When VASJ’s yearbook moderator Mr. Gary Minadeo ’74 selected Gina Ciariello as the editor of the Class of 2016 yearbook, he had no idea of her lofty goal to have the yearbook printed and delivered before the seniors graduated.
“Gina knocked me off base with her strong desire to publish the 2016 yearbook by mid-May so everyone could get their book and get signatures from friends and teachers by the end of the school year,” says Minadeo.
More than the signatures, it is the sentiments that come with them that Gina thought would make the early yearbook distribution special for the seniors.
“It’s more meaningful and in-the-moment,” Gina says. “It creates more bonds with people because everyone is signing each other’s yearbook. I also liked that underclassmen would be able to sign them, too.”
Minadeo knew that to accomplish this, it meant a deadline of March 1st, five months earlier than the typical yearbook deadlines. Minadeo knew this would not be an easy task.
“He definitely looked at me with worried eyes but said, ‘if that’s what you want and you’re willing to work for it, then we’ll do it.’ And we did,” Gina says.
Minadeo selected Gina as editor as a result of her experience serving on the yearbook staff during her junior year.
“Gina was the only yearbook staffer that had experience building a yearbook,” Minadeo says. “Even I had no experience, and we were blessed by that experience and the true desire to build a quality product.”
Gina was eager to serve as editor.
“I was pretty excited,” Gina says. “I wanted to jump in and get everything organized for it. I knew it would be an exciting project.”
It was both exciting and exhausting.
The 2016 yearbook wasn’t the only project on the agenda for the year.
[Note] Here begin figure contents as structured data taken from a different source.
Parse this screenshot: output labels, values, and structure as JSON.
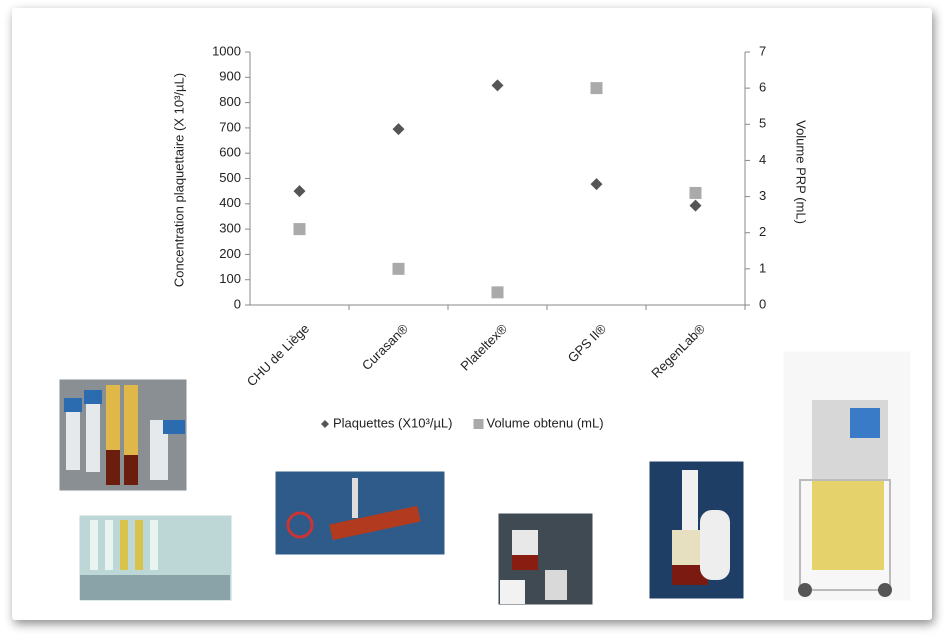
{
  "chart_data": {
    "type": "scatter",
    "y_label": "Concentration plaquettaire  (X 10³/µL)",
    "y2_label": "Volume PRP (mL)",
    "categories": [
      "CHU de Liège",
      "Curasan®",
      "Plateltex®",
      "GPS II®",
      "RegenLab®"
    ],
    "series": [
      {
        "name": "Plaquettes (X10³/µL)",
        "color": "#555555",
        "marker": "diamond",
        "values": [
          450,
          695,
          868,
          478,
          393
        ]
      },
      {
        "name": "Volume obtenu (mL)",
        "color": "#aaaaaa",
        "marker": "square",
        "axis": "y2",
        "values": [
          2.1,
          1.0,
          0.35,
          6.0,
          3.1
        ]
      }
    ],
    "ylim": [
      0,
      1000
    ],
    "yticks": [
      0,
      100,
      200,
      300,
      400,
      500,
      600,
      700,
      800,
      900,
      1000
    ],
    "y2lim": [
      0,
      7
    ],
    "y2ticks": [
      0,
      1,
      2,
      3,
      4,
      5,
      6,
      7
    ],
    "legend": "bottom",
    "grid": false
  }
}
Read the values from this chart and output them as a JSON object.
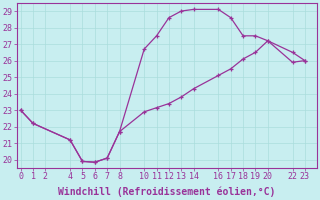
{
  "xlabel": "Windchill (Refroidissement éolien,°C)",
  "ylabel": "",
  "bg_color": "#c8eef0",
  "line_color": "#993399",
  "x_ticks": [
    0,
    1,
    2,
    4,
    5,
    6,
    7,
    8,
    10,
    11,
    12,
    13,
    14,
    16,
    17,
    18,
    19,
    20,
    22,
    23
  ],
  "x_tick_labels": [
    "0",
    "1",
    "2",
    "4",
    "5",
    "6",
    "7",
    "8",
    "10",
    "11",
    "12",
    "13",
    "14",
    "16",
    "17",
    "18",
    "19",
    "20",
    "22",
    "23"
  ],
  "y_ticks": [
    20,
    21,
    22,
    23,
    24,
    25,
    26,
    27,
    28,
    29
  ],
  "xlim": [
    -0.3,
    24.0
  ],
  "ylim": [
    19.5,
    29.5
  ],
  "curve1_x": [
    0,
    1,
    4,
    5,
    6,
    7,
    8,
    10,
    11,
    12,
    13,
    14,
    16,
    17,
    18,
    19,
    20,
    22,
    23
  ],
  "curve1_y": [
    23.0,
    22.2,
    21.2,
    19.9,
    19.85,
    20.1,
    21.7,
    26.7,
    27.5,
    28.6,
    29.0,
    29.1,
    29.1,
    28.6,
    27.5,
    27.5,
    27.2,
    26.5,
    26.0
  ],
  "curve2_x": [
    0,
    1,
    4,
    5,
    6,
    7,
    8,
    10,
    11,
    12,
    13,
    14,
    16,
    17,
    18,
    19,
    20,
    22,
    23
  ],
  "curve2_y": [
    23.0,
    22.2,
    21.2,
    19.9,
    19.85,
    20.1,
    21.7,
    22.9,
    23.15,
    23.4,
    23.8,
    24.3,
    25.1,
    25.5,
    26.1,
    26.5,
    27.2,
    25.9,
    26.0
  ],
  "grid_color": "#aadddd",
  "tick_fontsize": 6,
  "xlabel_fontsize": 7
}
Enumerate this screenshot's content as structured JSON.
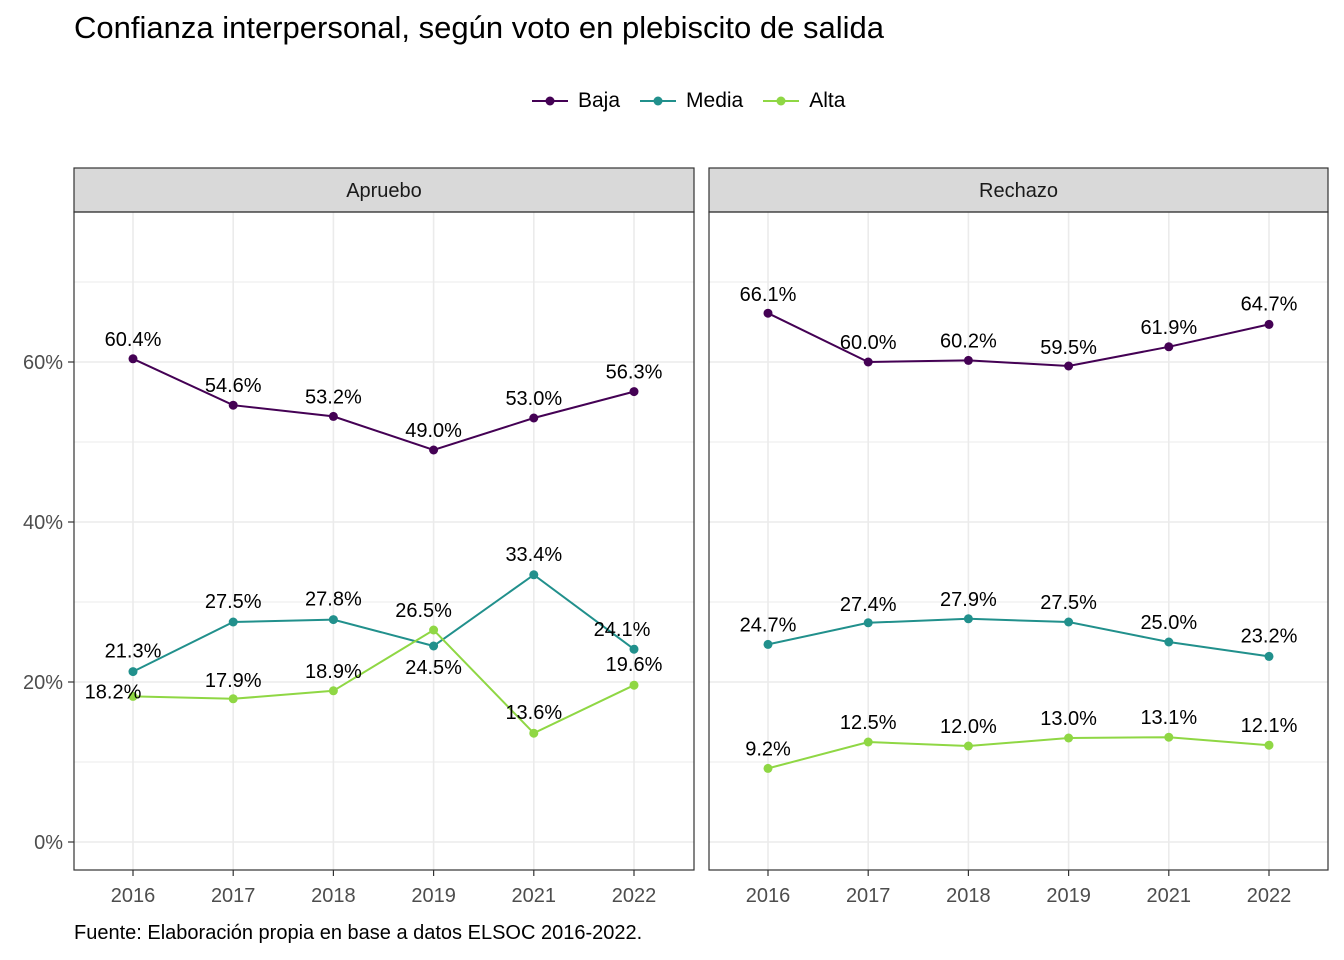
{
  "chart_data": {
    "type": "line",
    "title": "Confianza interpersonal, según voto en plebiscito de salida",
    "caption": "Fuente: Elaboración propia en base a datos ELSOC 2016-2022.",
    "x": [
      "2016",
      "2017",
      "2018",
      "2019",
      "2021",
      "2022"
    ],
    "ylim": [
      -3.5,
      80
    ],
    "y_ticks": [
      0,
      20,
      40,
      60
    ],
    "y_tick_labels": [
      "0%",
      "20%",
      "40%",
      "60%"
    ],
    "grid": true,
    "legend_position": "top",
    "legend": [
      "Baja",
      "Media",
      "Alta"
    ],
    "colors": {
      "Baja": "#440154",
      "Media": "#21908C",
      "Alta": "#8FD744"
    },
    "facets": [
      {
        "label": "Apruebo",
        "series": [
          {
            "name": "Baja",
            "values": [
              60.4,
              54.6,
              53.2,
              49.0,
              53.0,
              56.3
            ],
            "labels": [
              "60.4%",
              "54.6%",
              "53.2%",
              "49.0%",
              "53.0%",
              "56.3%"
            ]
          },
          {
            "name": "Media",
            "values": [
              21.3,
              27.5,
              27.8,
              24.5,
              33.4,
              24.1
            ],
            "labels": [
              "21.3%",
              "27.5%",
              "27.8%",
              "24.5%",
              "33.4%",
              "24.1%"
            ]
          },
          {
            "name": "Alta",
            "values": [
              18.2,
              17.9,
              18.9,
              26.5,
              13.6,
              19.6
            ],
            "labels": [
              "18.2%",
              "17.9%",
              "18.9%",
              "26.5%",
              "13.6%",
              "19.6%"
            ]
          }
        ]
      },
      {
        "label": "Rechazo",
        "series": [
          {
            "name": "Baja",
            "values": [
              66.1,
              60.0,
              60.2,
              59.5,
              61.9,
              64.7
            ],
            "labels": [
              "66.1%",
              "60.0%",
              "60.2%",
              "59.5%",
              "61.9%",
              "64.7%"
            ]
          },
          {
            "name": "Media",
            "values": [
              24.7,
              27.4,
              27.9,
              27.5,
              25.0,
              23.2
            ],
            "labels": [
              "24.7%",
              "27.4%",
              "27.9%",
              "27.5%",
              "25.0%",
              "23.2%"
            ]
          },
          {
            "name": "Alta",
            "values": [
              9.2,
              12.5,
              12.0,
              13.0,
              13.1,
              12.1
            ],
            "labels": [
              "9.2%",
              "12.5%",
              "12.0%",
              "13.0%",
              "13.1%",
              "12.1%"
            ]
          }
        ]
      }
    ]
  }
}
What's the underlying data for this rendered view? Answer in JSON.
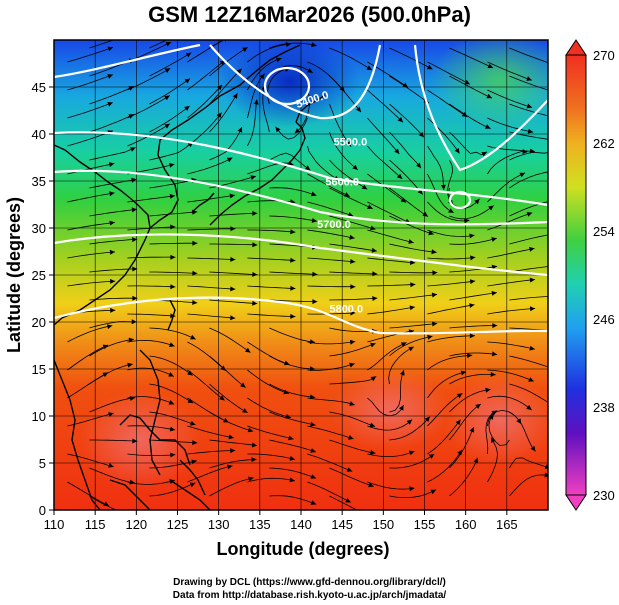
{
  "title": "GSM 12Z16Mar2026 (500.0hPa)",
  "x_axis": {
    "title": "Longitude (degrees)",
    "ticks": [
      "110",
      "115",
      "120",
      "125",
      "130",
      "135",
      "140",
      "145",
      "150",
      "155",
      "160",
      "165"
    ],
    "range": [
      110,
      170
    ]
  },
  "y_axis": {
    "title": "Latitude  (degrees)",
    "ticks": [
      "0",
      "5",
      "10",
      "15",
      "20",
      "25",
      "30",
      "35",
      "40",
      "45"
    ],
    "range": [
      0,
      50
    ]
  },
  "colorbar": {
    "labels": [
      "270",
      "262",
      "254",
      "246",
      "238",
      "230"
    ],
    "range": [
      230,
      270
    ]
  },
  "contours": [
    {
      "label": "5400.0",
      "lon": 141.5,
      "lat": 43.3
    },
    {
      "label": "5500.0",
      "lon": 146,
      "lat": 38.8
    },
    {
      "label": "5600.0",
      "lon": 145,
      "lat": 34.5
    },
    {
      "label": "5700.0",
      "lon": 144,
      "lat": 30
    },
    {
      "label": "5800.0",
      "lon": 145.5,
      "lat": 21
    }
  ],
  "credits": {
    "line1": "Drawing by DCL (https://www.gfd-dennou.org/library/dcl/)",
    "line2": "Data from http://database.rish.kyoto-u.ac.jp/arch/jmadata/"
  },
  "colors": {
    "cold": "#1030e0",
    "mid": "#20d030",
    "warm": "#f03010"
  }
}
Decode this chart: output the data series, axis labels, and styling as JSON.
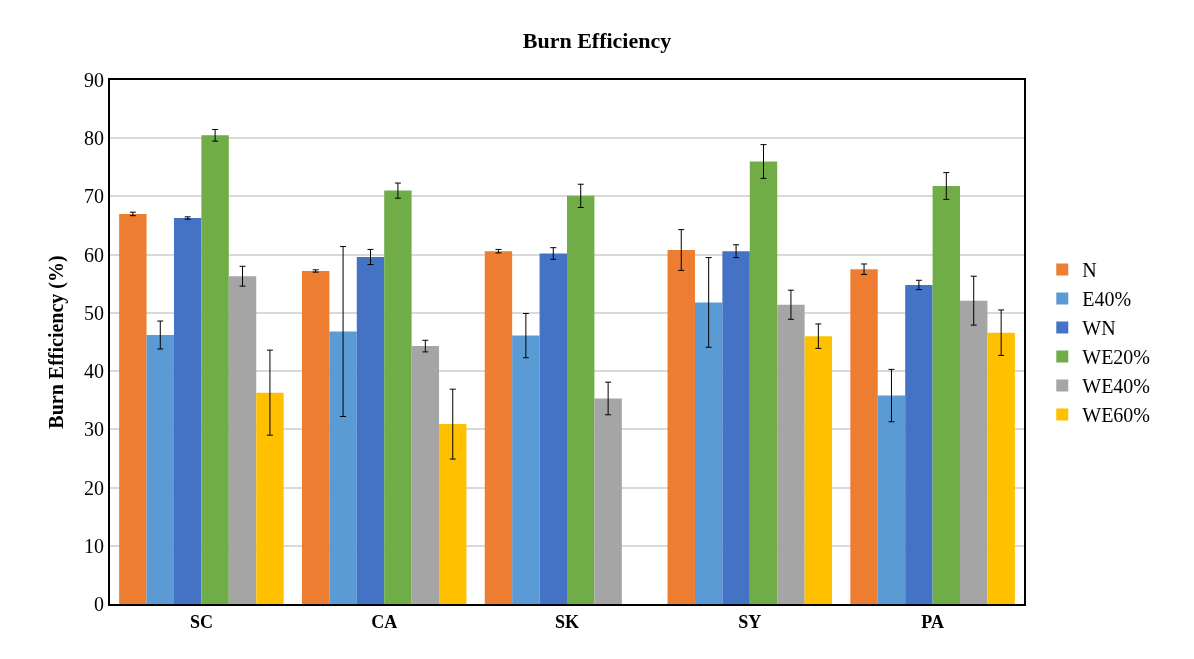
{
  "chart_data": {
    "type": "bar",
    "title": "Burn Efficiency",
    "ylabel": "Burn Efficiency (%)",
    "categories": [
      "SC",
      "CA",
      "SK",
      "SY",
      "PA"
    ],
    "series": [
      {
        "name": "N",
        "color": "#ed7d31",
        "values": [
          67.0,
          57.2,
          60.6,
          60.8,
          57.5
        ],
        "errors": [
          0.3,
          0.2,
          0.3,
          3.5,
          0.9
        ]
      },
      {
        "name": "E40%",
        "color": "#5b9bd5",
        "values": [
          46.2,
          46.8,
          46.1,
          51.8,
          35.8
        ],
        "errors": [
          2.4,
          14.6,
          3.8,
          7.7,
          4.5
        ]
      },
      {
        "name": "WN",
        "color": "#4472c4",
        "values": [
          66.3,
          59.6,
          60.2,
          60.6,
          54.8
        ],
        "errors": [
          0.2,
          1.3,
          1.0,
          1.1,
          0.8
        ]
      },
      {
        "name": "WE20%",
        "color": "#70ad47",
        "values": [
          80.5,
          71.0,
          70.1,
          76.0,
          71.8
        ],
        "errors": [
          1.0,
          1.3,
          2.0,
          2.9,
          2.3
        ]
      },
      {
        "name": "WE40%",
        "color": "#a5a5a5",
        "values": [
          56.3,
          44.3,
          35.3,
          51.4,
          52.1
        ],
        "errors": [
          1.7,
          1.0,
          2.8,
          2.5,
          4.2
        ]
      },
      {
        "name": "WE60%",
        "color": "#ffc000",
        "values": [
          36.3,
          30.9,
          null,
          46.0,
          46.6
        ],
        "errors": [
          7.3,
          6.0,
          null,
          2.1,
          3.9
        ]
      }
    ],
    "ylim": [
      0,
      90
    ],
    "yticks": [
      0,
      10,
      20,
      30,
      40,
      50,
      60,
      70,
      80,
      90
    ],
    "grid": "y",
    "legend": "right"
  }
}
The students were also completing the 2015 yearbook and working with the Class of 1990 to complete their yearbook 25 years after graduation.
Gina would be overseeing it all.
“She jumped right in getting the 2016 yearbook laid out to get her class moving,” Minadeo says. “Then I informed her that she had to train senior editors Aysia Kemp and Stanley Clayton so they could build the 1990 yearbook in their class period and seniors Tiyan March and Johnathan Carter so they could finish the 2015 yearbook in their class. She simply smiled and said ‘okay’ in a pure Viking spirit.”
Even the yearbook company, Jostens, was concerned about the task of completing three yearbooks in one year.
“Our Jostens’ representative, Alex Intihar, a fantastically positive help and supporter, rolled his eyes and said that one yearbook by March is a tough order, but then to add two other yearbooks by November 1 may just be a bit too much,” Minadeo says. “He had never seen it done.”
They explained their reservations to Gina and looked to her for comment.
Without hesitation she responded with a bright smile and said, “Okay. We will get all done.’”
And thanks to her hard work and leadership, they did.
“It was definitely worth it to see that everyone appreciates it and all the memories that are in it,” Gina says. “So it was worth all of the tasks that I had to do. To see everyone’s reactions and hear everyone say ‘I’m so proud of you,’ and ‘this is a great yearbook,’ is definitely rewarding. I am just extremely, extremely thankful that I got the opportunity to do this and that everyone will remember that I did this.”
Gina set a goal so that she and her classmates could fill their yearbooks with signatures before graduation and she made that goal happen.
VASJ yearbook editor Gina Ciariello '16 proudly displays signatures collected in her yearbook.
As she pages through her yearbook, looking at the signatures she collected from every single one of her classmates and nearly every person in the entire school, she realizes the book contains more than just names.
Gina’s yearbook, and the yearbooks of her classmates, are filled with more than signatures. They are filled with warm wishes and sentiments from teachers and friends that illustrate the close bond that is created in the Viking Village.
“It makes me feel like this is a school where you actually create a family and not just friends,” Gina says.
Similar to the memories permanently archived in a yearbook, the love and support that comes from being a member of the Viking family will last forever.